Author’s Note

The year 1908 was an important one in the lives of the Cooper children—Ethan, Alice, Simon, and Will. As soon as school was out, they moved from Briarlane Christian Children’s Home in Pennsylvania to spend a short time at Hull-House in Chicago, Illinois, where they prepared for their journey west. Then they were put on an Orphan Train for a trip to Nebraska, their destination for a new home.

Twenty-five girls and boys, twelve from Briarlane and thirteen more joining them at Hull-House, traveled west under the care of Matron Daly and Agent Charles Glover. Ranging in age from three to fifteen, the children had very little in common. Some remembered no home but the orphanage. Others couldn’t recall ever having lived in a building. A few remembered a mother or father in the past. Most had no recollection of anyone ever caring for them.

But there was one thing the children did share. As Charles Glover pointed out to Matron, “These children are survivors. If they couldn’t make it almost anywhere, they wouldn’t be here today.”

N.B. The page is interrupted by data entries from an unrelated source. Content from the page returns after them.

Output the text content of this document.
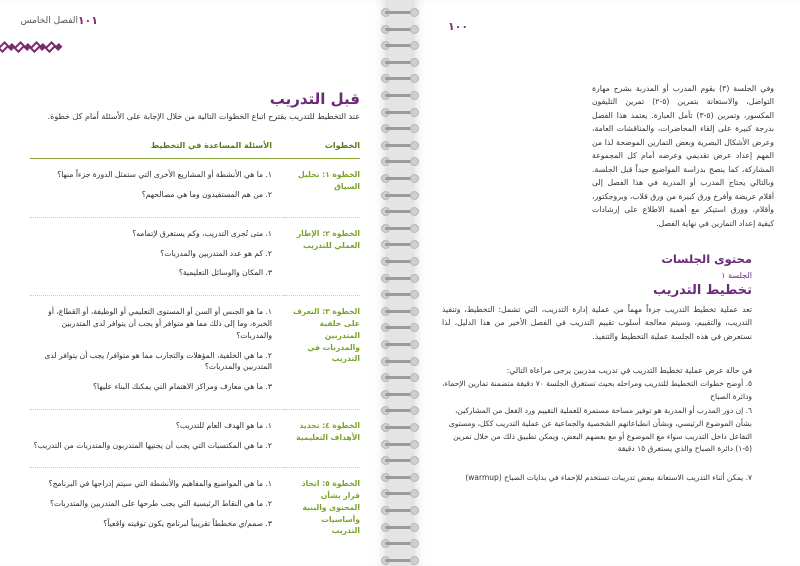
١٠١
الفصل الخامس
قبل التدريب
عند التخطيط للتدريب يقترح اتباع الخطوات التالية من خلال الإجابة على الأسئلة أمام كل خطوة.
الخطوات	الأسئلة المساعدة في التخطيط
الخطوة ١: تحليل السياق	١. ما هي الأنشطة أو المشاريع الأخرى التي ستمثل الدورة جزءاً منها؟

٢. من هم المستفيدون وما هي مصالحهم؟

الخطوة ٢: الإطار العملي للتدريب	١. متى تُجرى التدريب، وكم يستغرق لإتمامه؟

٢. كم هو عدد المتدربين والمدربات؟

٣. المكان والوسائل التعليمية؟

الخطوة ٣: التعرف على خلفية المتدربين والمدربات في التدريب	١. ما هو الجنس أو السن أو المستوى التعليمي أو الوظيفة، أو القطاع، أو الخبرة، وما إلى ذلك مما هو متوافر أو يجب أن يتوافر لدى المتدربين والمدربات؟

٢. ما هي الخلفية، المؤهلات والتجارب مما هو متوافر/ يجب أن يتوافر لدى المتدربين والمدربات؟

٣. ما هي معارف ومراكز الاهتمام التي يمكنك البناء عليها؟

الخطوة ٤: تحديد الأهداف التعليمية	١. ما هو الهدف العام للتدريب؟

٢. ما هي المكتسبات التي يجب أن يجنيها المتدربون والمتدربات من التدريب؟

الخطوة ٥: اتخاذ قرار بشأن المحتوى والبنية وأساسيات التدريب	١. ما هي المواضيع والمفاهيم والأنشطة التي سيتم إدراجها في البرنامج؟

٢. ما هي النقاط الرئيسية التي يجب طرحها على المتدربين والمتدربات؟

٣. صمم/ي مخططاً تقريبياً لبرنامج يكون توقيته واقعياً؟

١٠٠
وفي الجلسة (٣) يقوم المدرب أو المدربة بشرح مهارة التواصل، والاستعانة بتمرين (٥-٢) تمرين التليفون المكسور، وتمرين (٥-٣) تأمل العبارة. يعتمد هذا الفصل بدرجة كبيرة على إلقاء المحاضرات، والمناقشات العامة، وعرض الأشكال البصرية وبعض التمارين الموضحة لذا من المهم إعداد عرض تقديمي وعرضه أمام كل المجموعة المشاركة، كما ينصح بدراسة المواضيع جيداً قبل الجلسة. وبالتالي يحتاج المدرب أو المدربة في هذا الفصل إلى أقلام عريضة وأفرخ ورق كبيرة من ورق قلاب، وبروجكتور، وأقلام، وورق استيكر مع أهمية الاطلاع على إرشادات كيفية إعداد التمارين في نهاية الفصل.
محتوى الجلسات
الجلسة ١
تخطيط التدريب
تعد عملية تخطيط التدريب جزءاً مهماً من عملية إدارة التدريب، التي تشمل: التخطيط، وتنفيذ التدريب، والتقييم، وسيتم معالجة أسلوب تقييم التدريب في الفصل الأخير من هذا الدليل، لذا نستعرض في هذه الجلسة عملية التخطيط والتنفيذ.
في حالة عرض عملية تخطيط التدريب في تدريب مدربين يرجى مراعاة التالي:
٥. أوضح خطوات التخطيط للتدريب ومراحله بحيث تستغرق الجلسة ٧٠ دقيقة متضمنة تمارين الإحماء، ودائرة الصباح
٦. إن دور المدرب أو المدربة هو توفير مساحة مستمرة للعملية التقييم ورد الفعل من المشاركين، بشأن الموضوع الرئيسي، وبشأن انطباعاتهم الشخصية والجماعية عن عملية التدريب ككل، ومستوى التفاعل داخل التدريب سواء مع الموضوع أو مع بعضهم البعض، ويمكن تطبيق ذلك من خلال تمرين (٥-١) دائرة الصباح والذي يستغرق ١٥ دقيقة
٧. يمكن أثناء التدريب الاستعانة ببعض تدريبات تستخدم للإحماء في بدايات الصباح (warmup)
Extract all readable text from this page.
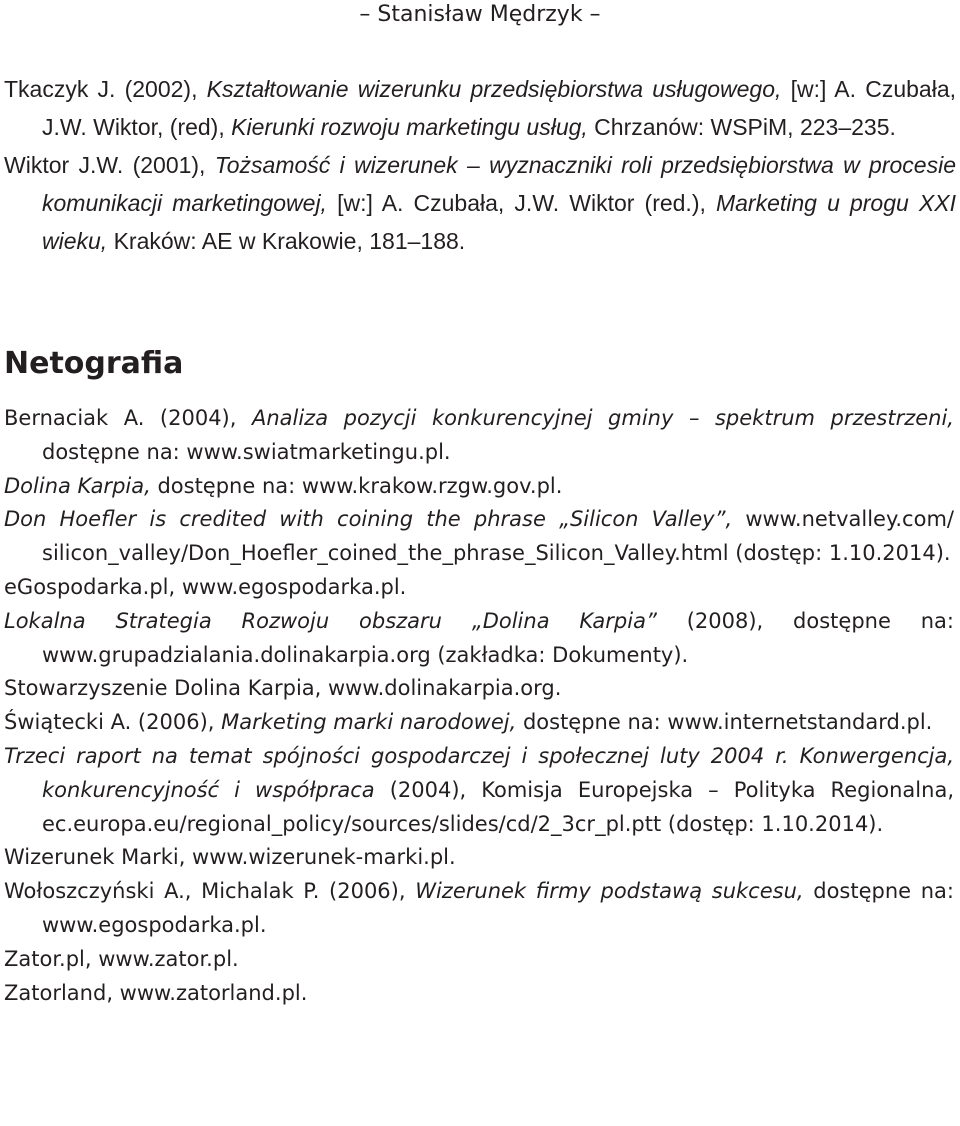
– Stanisław Mędrzyk –

Tkaczyk J. (2002), Kształtowanie wizerunku przedsiębiorstwa usługowego, [w:] A. Czubała, J.W. Wiktor, (red), Kierunki rozwoju marketingu usług, Chrzanów: WSPiM, 223–235.

Wiktor J.W. (2001), Tożsamość i wizerunek – wyznaczniki roli przedsiębiorstwa w procesie komunikacji marketingowej, [w:] A. Czubała, J.W. Wiktor (red.), Marketing u progu XXI wieku, Kraków: AE w Krakowie, 181–188.

Netografia

Bernaciak A. (2004), Analiza pozycji konkurencyjnej gminy – spektrum przestrzeni, dostępne na: www.swiatmarketingu.pl.

Dolina Karpia, dostępne na: www.krakow.rzgw.gov.pl.

Don Hoefler is credited with coining the phrase „Silicon Valley”, www.netvalley.com/ silicon_valley/Don_Hoefler_coined_the_phrase_Silicon_Valley.html (dostęp: 1.10.2014).

eGospodarka.pl, www.egospodarka.pl.

Lokalna Strategia Rozwoju obszaru „Dolina Karpia” (2008), dostępne na: www.grupadzialania.dolinakarpia.org (zakładka: Dokumenty).

Stowarzyszenie Dolina Karpia, www.dolinakarpia.org.

Świątecki A. (2006), Marketing marki narodowej, dostępne na: www.internetstandard.pl.

Trzeci raport na temat spójności gospodarczej i społecznej luty 2004 r. Konwergencja, konkurencyjność i współpraca (2004), Komisja Europejska – Polityka Regionalna, ec.europa.eu/regional_policy/sources/slides/cd/2_3cr_pl.ptt (dostęp: 1.10.2014).

Wizerunek Marki, www.wizerunek-marki.pl.

Wołoszczyński A., Michalak P. (2006), Wizerunek firmy podstawą sukcesu, dostępne na: www.egospodarka.pl.

Zator.pl, www.zator.pl.

Zatorland, www.zatorland.pl.
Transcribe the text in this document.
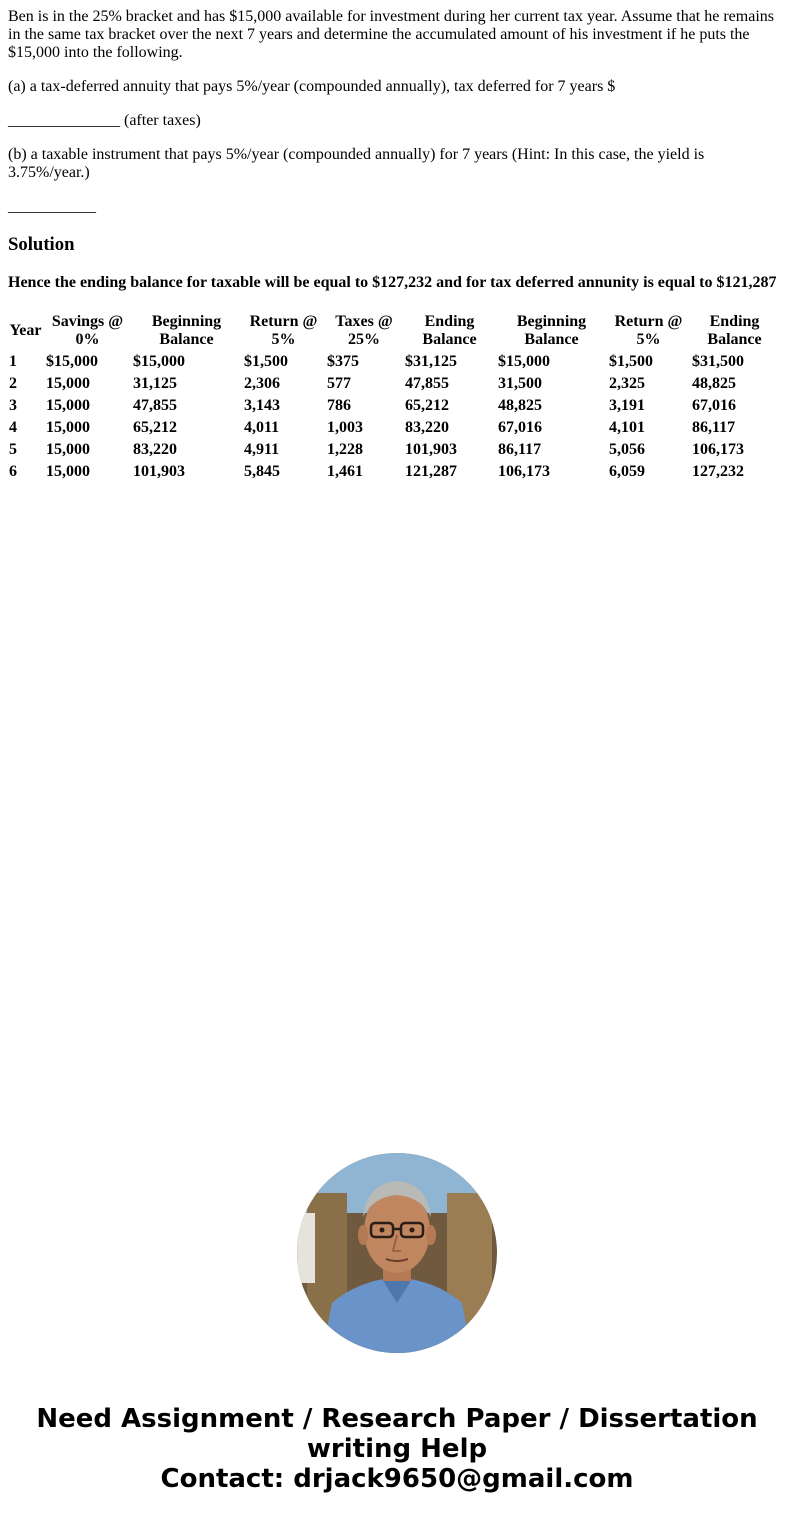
Ben is in the 25% bracket and has $15,000 available for investment during her current tax year. Assume that he remains in the same tax bracket over the next 7 years and determine the accumulated amount of his investment if he puts the $15,000 into the following.

(a) a tax-deferred annuity that pays 5%/year (compounded annually), tax deferred for 7 years $

______________ (after taxes)

(b) a taxable instrument that pays 5%/year (compounded annually) for 7 years (Hint: In this case, the yield is 3.75%/year.)

___________

Solution

Hence the ending balance for taxable will be equal to $127,232 and for tax deferred annunity is equal to $121,287

Year	Savings @ 0%	Beginning Balance	Return @ 5%	Taxes @ 25%	Ending Balance	Beginning Balance	Return @ 5%	Ending Balance
1	$15,000	$15,000	$1,500	$375	$31,125	$15,000	$1,500	$31,500
2	15,000	31,125	2,306	577	47,855	31,500	2,325	48,825
3	15,000	47,855	3,143	786	65,212	48,825	3,191	67,016
4	15,000	65,212	4,011	1,003	83,220	67,016	4,101	86,117
5	15,000	83,220	4,911	1,228	101,903	86,117	5,056	106,173
6	15,000	101,903	5,845	1,461	121,287	106,173	6,059	127,232
Need Assignment / Research Paper / Dissertation
writing Help
Contact: drjack9650@gmail.com
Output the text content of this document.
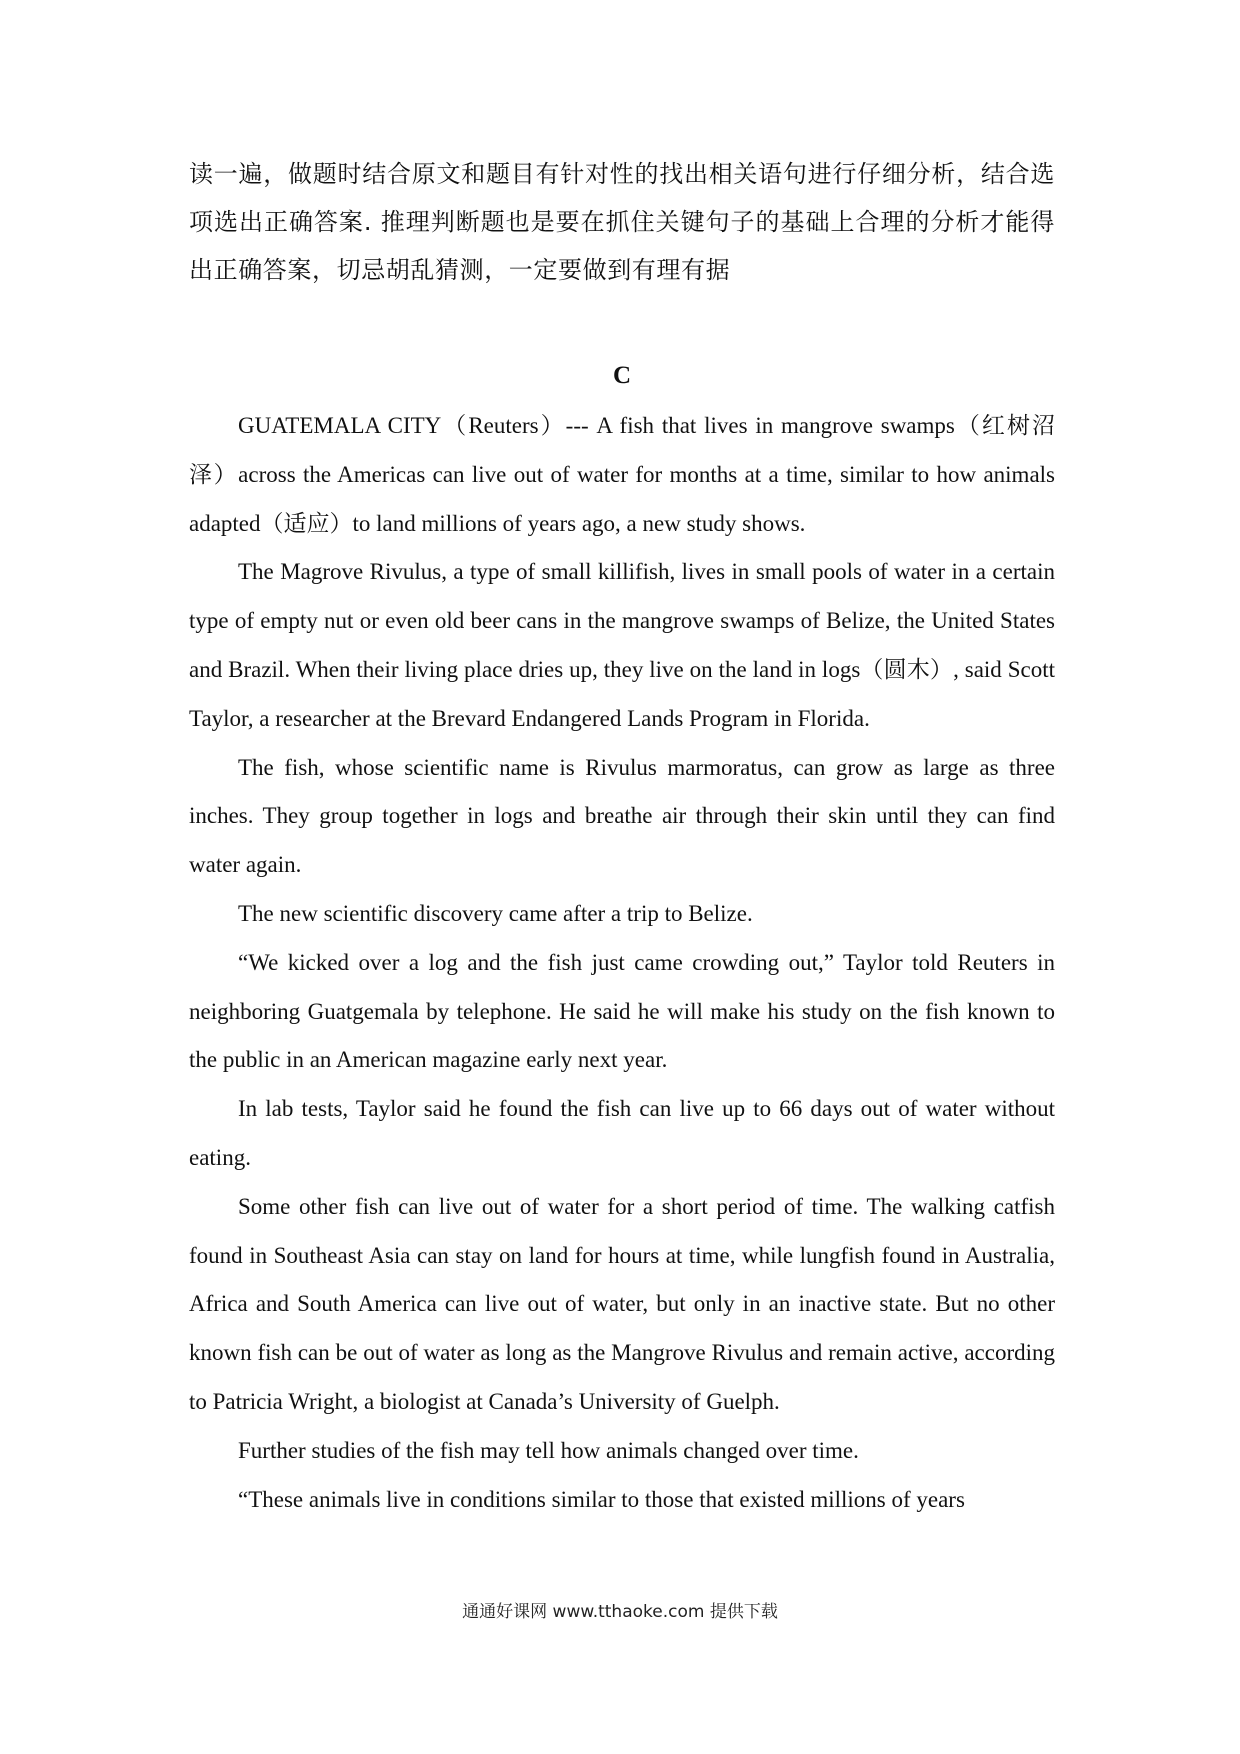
读一遍，做题时结合原文和题目有针对性的找出相关语句进行仔细分析，结合选项选出正确答案. 推理判断题也是要在抓住关键句子的基础上合理的分析才能得出正确答案，切忌胡乱猜测，一定要做到有理有据

C

GUATEMALA CITY（Reuters）--- A fish that lives in mangrove swamps（红树沼泽）across the Americas can live out of water for months at a time, similar to how animals adapted（适应）to land millions of years ago, a new study shows.

The Magrove Rivulus, a type of small killifish, lives in small pools of water in a certain type of empty nut or even old beer cans in the mangrove swamps of Belize, the United States and Brazil. When their living place dries up, they live on the land in logs（圆木）, said Scott Taylor, a researcher at the Brevard Endangered Lands Program in Florida.

The fish, whose scientific name is Rivulus marmoratus, can grow as large as three inches. They group together in logs and breathe air through their skin until they can find water again.

The new scientific discovery came after a trip to Belize.

“We kicked over a log and the fish just came crowding out,” Taylor told Reuters in neighboring Guatgemala by telephone. He said he will make his study on the fish known to the public in an American magazine early next year.

In lab tests, Taylor said he found the fish can live up to 66 days out of water without eating.

Some other fish can live out of water for a short period of time. The walking catfish found in Southeast Asia can stay on land for hours at time, while lungfish found in Australia, Africa and South America can live out of water, but only in an inactive state. But no other known fish can be out of water as long as the Mangrove Rivulus and remain active, according to Patricia Wright, a biologist at Canada’s University of Guelph.

Further studies of the fish may tell how animals changed over time.

“These animals live in conditions similar to those that existed millions of years

通通好课网 www.tthaoke.com 提供下载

Still, even the hardiest survivor among them had some anxious thoughts about what lay ahead on this adventure. If a family in a small farming community chose a brother, a sister, or a friend, how would it feel to return to the train to go on to the next town? What if the people who took a boy or girl just wanted another farmhand or a maid rather than a son or daughter?

Every effort was made to place the children in suitable homes, and among the thousands of homeless youngsters who rode the Orphan Trains between 1854 and 1929, remarkably few experienced circumstances worse than the ones they had left. For the most part, midwestern farmers lived up to their reputation as “our most solid and intelligent class; possessed of a peculiar warmheartedness.”

Ethan, his brothers, his sister, and his friends all embarked on new lives that summer in 1908. They knew there would be good times and bad, happiness and sorrow, security and fear—because that’s the way the world is. But God’s grace, love, and mercy would also make the hard times easier and the easy times joyful—because that’s the way God is.